Par croissanceafrique

Un monument de la presse panafricaine tire sa révérence. Le fondateur du groupe panafricain Jeune Afrique, Béchir Ben Yahmed, est décédé dimanche soir (2 mai 2021) à l’âge de 93 ans. A la tête du groupe Jeune Afrique depuis sa création, le 17 octobre 1960, Béchir Ben Yahmed fut éphémère ministre du premier gouvernement de Habib Bourguiba, en 1953, à peine âgé de 28 ans, avant de traverser la Méditerranée. A Paris, il va des décennies durant livrer son point de vue dans son éditorial « Ce que je crois », ouverture d’un journal devenu plus qu’un journal au sein des élites de l’Afrique francophone. L’hebdomadaire dont le premier numéro est paru le 21 novembre 1961 a survécu à toutes les épreuves et à su s’adapter aux mutations technologiques.
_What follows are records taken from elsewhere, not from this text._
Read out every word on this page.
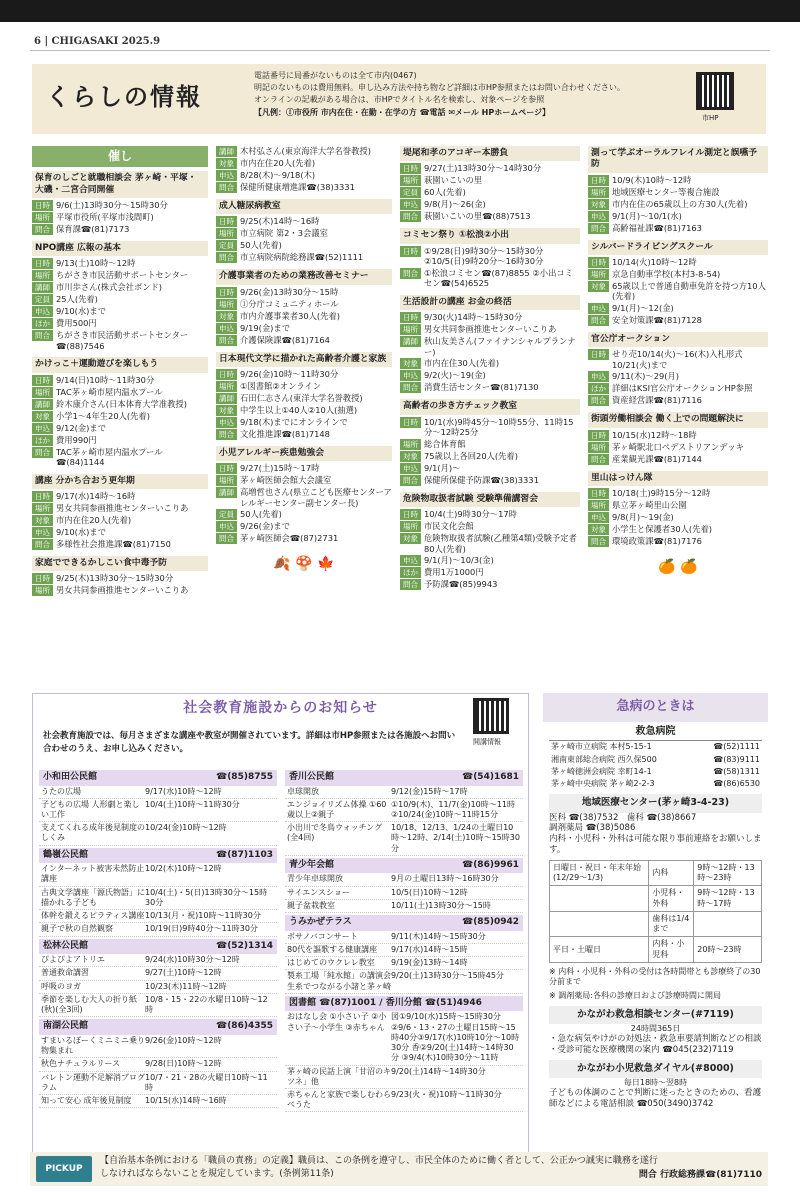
6 | CHIGASAKI 2025.9
くらしの情報
電話番号に局番がないものは全て市内(0467)
明記のないものは費用無料。申し込み方法や持ち物など詳細は市HP参照またはお問い合わせください。
オンラインの記載がある場合は、市HPでタイトル名を検索し、対象ページを参照
【凡例：Ⓘ市役所 市内在住・在勤・在学の方 ☎電話 ✉メール HPホームページ】
市HP
催し
保育のしごと就職相談会 茅ヶ崎・平塚・大磯・二宮合同開催
日時 9/6(土)13時30分～15時30分
場所 平塚市役所(平塚市浅間町)
問合 保育課☎(81)7173
NPO講座 広報の基本
日時 9/13(土)10時～12時
場所 ちがさき市民活動サポートセンター
講師 市川歩さん(株式会社ボンド)
定員 25人(先着)
申込 9/10(水)まで
ほか 費用500円
問合 ちがさき市民活動サポートセンター ☎(88)7546
かけっこ＋運動遊びを楽しもう
日時 9/14(日)10時～11時30分
場所 TAC茅ヶ崎市屋内温水プール
講師 鈴木康介さん(日本体育大学准教授)
対象 小学1～4年生20人(先着)
申込 9/12(金)まで
ほか 費用990円
問合 TAC茅ヶ崎市屋内温水プール ☎(84)1144
講座 分かち合おう更年期
日時 9/17(水)14時～16時
場所 男女共同参画推進センターいこりあ
対象 市内在住20人(先着)
申込 9/10(水)まで
問合 多様性社会推進課☎(81)7150
家庭でできるかしこい食中毒予防
日時 9/25(木)13時30分～15時30分
場所 男女共同参画推進センターいこりあ
講師 木村弘さん(東京海洋大学名誉教授)
対象 市内在住20人(先着)
申込 8/28(木)～9/18(木)
問合 保健所健康増進課☎(38)3331
成人糖尿病教室
日時 9/25(木)14時～16時
場所 市立病院 第2・3会議室
定員 50人(先着)
問合 市立病院病院総務課☎(52)1111
介護事業者のための業務改善セミナー
日時 9/26(金)13時30分～15時
場所 Ⓘ分庁コミュニティホール
対象 市内介護事業者30人(先着)
申込 9/19(金)まで
問合 介護保険課☎(81)7164
日本現代文学に描かれた高齢者介護と家族
日時 9/26(金)10時～11時30分
場所 ①図書館②オンライン
講師 石田仁志さん(東洋大学名誉教授)
対象 中学生以上①40人②10人(抽選)
申込 9/18(木)までにオンラインで
問合 文化推進課☎(81)7148
小児アレルギー疾患勉強会
日時 9/27(土)15時～17時
場所 茅ヶ崎医師会館大会議室
講師 高増哲也さん(県立こども医療センターアレルギーセンター副センター長)
定員 50人(先着)
申込 9/26(金)まで
問合 茅ヶ崎医師会☎(87)2731
🍂 🍄 🍁
堤尾和孝のアコギー本勝負
日時 9/27(土)13時30分～14時30分
場所 萩園いこいの里
定員 60人(先着)
申込 9/8(月)～26(金)
問合 萩園いこいの里☎(88)7513
コミセン祭り ①松浪②小出
日時 ①9/28(日)9時30分～15時30分 ②10/5(日)9時20分～16時30分
問合 ①松浪コミセン☎(87)8855 ②小出コミセン☎(54)6525
生活設計の講座 お金の終活
日時 9/30(火)14時～15時30分
場所 男女共同参画推進センターいこりあ
講師 秋山友美さん(ファイナンシャルプランナー)
対象 市内在住30人(先着)
申込 9/2(火)～19(金)
問合 消費生活センター☎(81)7130
高齢者の歩き方チェック教室
日時 10/1(水)9時45分～10時55分、11時15分～12時25分
場所 総合体育館
対象 75歳以上各回20人(先着)
申込 9/1(月)～
問合 保健所保健予防課☎(38)3331
危険物取扱者試験 受験準備講習会
日時 10/4(土)9時30分～17時
場所 市民文化会館
対象 危険物取扱者試験(乙種第4類)受験予定者80人(先着)
申込 9/1(月)～10/3(金)
ほか 費用1万1000円
問合 予防課☎(85)9943
測って学ぶオーラルフレイル測定と誤嚥予防
日時 10/9(木)10時～12時
場所 地域医療センター等複合施設
対象 市内在住の65歳以上の方30人(先着)
申込 9/1(月)～10/1(水)
問合 高齢福祉課☎(81)7163
シルバードライビングスクール
日時 10/14(火)10時～12時
場所 京急自動車学校(本村3-8-54)
対象 65歳以上で普通自動車免許を持つ方10人(先着)
申込 9/1(月)～12(金)
問合 安全対策課☎(81)7128
官公庁オークション
日時 せり売10/14(火)～16(木)入札形式10/21(火)まで
申込 9/11(木)～29(月)
ほか 詳細はKSI官公庁オークションHP参照
問合 資産経営課☎(81)7116
街頭労働相談会 働く上での問題解決に
日時 10/15(水)12時～18時
場所 茅ヶ崎駅北口ペデストリアンデッキ
問合 産業観光課☎(81)7144
里山はっけん隊
日時 10/18(土)9時15分～12時
場所 県立茅ヶ崎里山公園
申込 9/8(月)～19(金)
対象 小学生と保護者30人(先着)
問合 環境政策課☎(81)7176
🍊 🍊
社会教育施設からのお知らせ
開講情報
社会教育施設では、毎月さまざまな講座や教室が開催されています。詳細は市HP参照または各施設へお問い合わせのうえ、お申し込みください。
小和田公民館	☎(85)8755
うたの広場	9/17(水)10時～12時
子どもの広場 人形劇と楽しい工作
10/4(土)10時～11時30分
支えてくれる成年後見制度のしくみ
10/24(金)10時～12時
鶴嶺公民館	☎(87)1103
インターネット被害未然防止講座
10/2(木)10時～12時
古典文学講座「源氏物語」に描かれる子ども
10/4(土)・5(日)13時30分～15時30分
体幹を鍛えるピラティス講座 10/13(月・祝)10時～11時30分
親子で秋の自然観察	10/19(日)9時40分～11時30分
松林公民館	☎(52)1314
ぴよぴよアトリエ	9/24(水)10時30分～12時
普通救命講習	9/27(土)10時～12時
呼吸のヨガ	10/23(木)11時～12時
季節を楽しむ大人の折り紙(秋)(全3回)
10/8・15・22の水曜日10時～12時
南湖公民館	☎(86)4355
すまいるぽーくミニミニ乗り物集まれ
9/26(金)10時～12時
秋色ナチュラルリース	9/28(日)10時～12時
バレトン運動不足解消プログラム
10/7・21・28の火曜日10時～11時
知って安心 成年後見制度	10/15(水)14時～16時
香川公民館	☎(54)1681
卓球開放	9/12(金)15時～17時
エンジョイリズム体操 ①60歳以上②親子
①10/9(木)、11/7(金)10時～11時 ②10/24(金)10時～11時15分
小出川で冬鳥ウォッチング(全4回)
10/18、12/13、1/24の土曜日10時～12時、2/14(土)10時～15時30分
青少年会館	☎(86)9961
青少年卓球開放	9月の土曜日13時～16時30分
サイエンスショー	10/5(日)10時～12時
親子盆栽教室	10/11(土)13時30分～15時
うみかぜテラス	☎(85)0942
ボサノバコンサート	9/11(木)14時～15時30分
80代を謳歌する健康講座	9/17(水)14時～15時
はじめてのウクレレ教室	9/19(金)13時～14時
製糸工場「純水館」の講演会 生糸でつながる小諸と茅ヶ崎
9/20(土)13時30分～15時45分
図書館 ☎(87)1001 / 香川分館 ☎(51)4946
おはなし会 ①小さい子 ②小さい子～小学生 ③赤ちゃん
図①9/10(水)15時～15時30分 ②9/6・13・27の土曜日15時～15時40分③9/17(水)10時10分～10時30分 香②9/20(土)14時～14時30分 ③9/4(木)10時30分～11時
茅ヶ崎の民話上演「甘沼のキツネ」他
9/20(土)14時～14時30分
赤ちゃんと家族で楽しむわらべうた
9/23(火・祝)10時～11時30分
急病のときは
救急病院
茅ヶ崎市立病院 本村5-15-1	☎(52)1111
湘南東部総合病院 西久保500	☎(83)9111
茅ヶ崎徳洲会病院 幸町14-1	☎(58)1311
茅ヶ崎中央病院 茅ヶ崎2-2-3	☎(86)6530
地域医療センター(茅ヶ崎3-4-23)
医科 ☎(38)7532　歯科 ☎(38)8667
調剤薬局 ☎(38)5086
内科・小児科・外科は可能な限り事前連絡をお願いします。
日曜日・祝日・年末年始(12/29～1/3)	内科	9時～12時・13時～23時
	小児科・外科	9時～12時・13時～17時
	歯科は1/4まで	
平日・土曜日	内科・小児科	20時～23時
※ 内科・小児科・外科の受付は各時間帯とも診療終了の30分前まで
※ 調剤薬局:各科の診療日および診療時間に開局
かながわ救急相談センター(#7119)
24時間365日
・急な病気やけがの対処法・救急車要請判断などの相談
・受診可能な医療機関の案内 ☎045(232)7119
かながわ小児救急ダイヤル(#8000)
毎日18時～翌8時
子どもの体調のことで判断に迷ったときのための、看護師などによる電話相談 ☎050(3490)3742
PICKUP
【自治基本条例における「職員の責務」の定義】職員は、この条例を遵守し、市民全体のために働く者として、公正かつ誠実に職務を遂行しなければならないことを規定しています。(条例第11条)	問合 行政総務課☎(81)7110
Jeune Afrique a fêté ses 60 ans en octobre 2020 sous la houlette de son capitaine, un homme de médias exceptionnel mort presque la plume à la main. « Fondée par un Africain du nord qui, en 1960, ne connaissait presque rien de l’Afrique subsaharienne, Jeune Afrique a été peu à peu accepté par nos frères subsahariens qui le considèrent aujourd’hui comme leur journal. C’est là pour moi un grand motif de satisfaction et même de fierté », disait-il dans un entretien paru en octobre dans « Leader« . Entretien où BBY sa plus grande frustration: « Ma plus grande frustration est de voir que le continent africain n’a pas encore pris le chemin du développement et de la démocratie. Et surtout que les systèmes éducatifs et de santé y fonctionnent si mal, sauf exception. Or nous savons tous que si les jeunes d’aujourd’hui ne sont pas bien éduqués et bien soignés, leurs pays ne se développeront pas demain ». Et de conclure, « Peut-être aurai-je, si Dieu le veut, la force et le temps d’écrire ce que j’aurai vu, entendu et appris au cours des cinq ou six dernières décennies : le témoignage d’un acteur dont le parcours professionnel a débuté avec les années 1950 ».

Parti, la plume à la main, ce monument de la presse laisse derrière lui un grand journal avec, aux manettes, Amir Ben Yahmed, en charge du développement, son frère Marwan et l’éditorialiste François Soudan, un trio appelé à faire un pour égaler son mentor.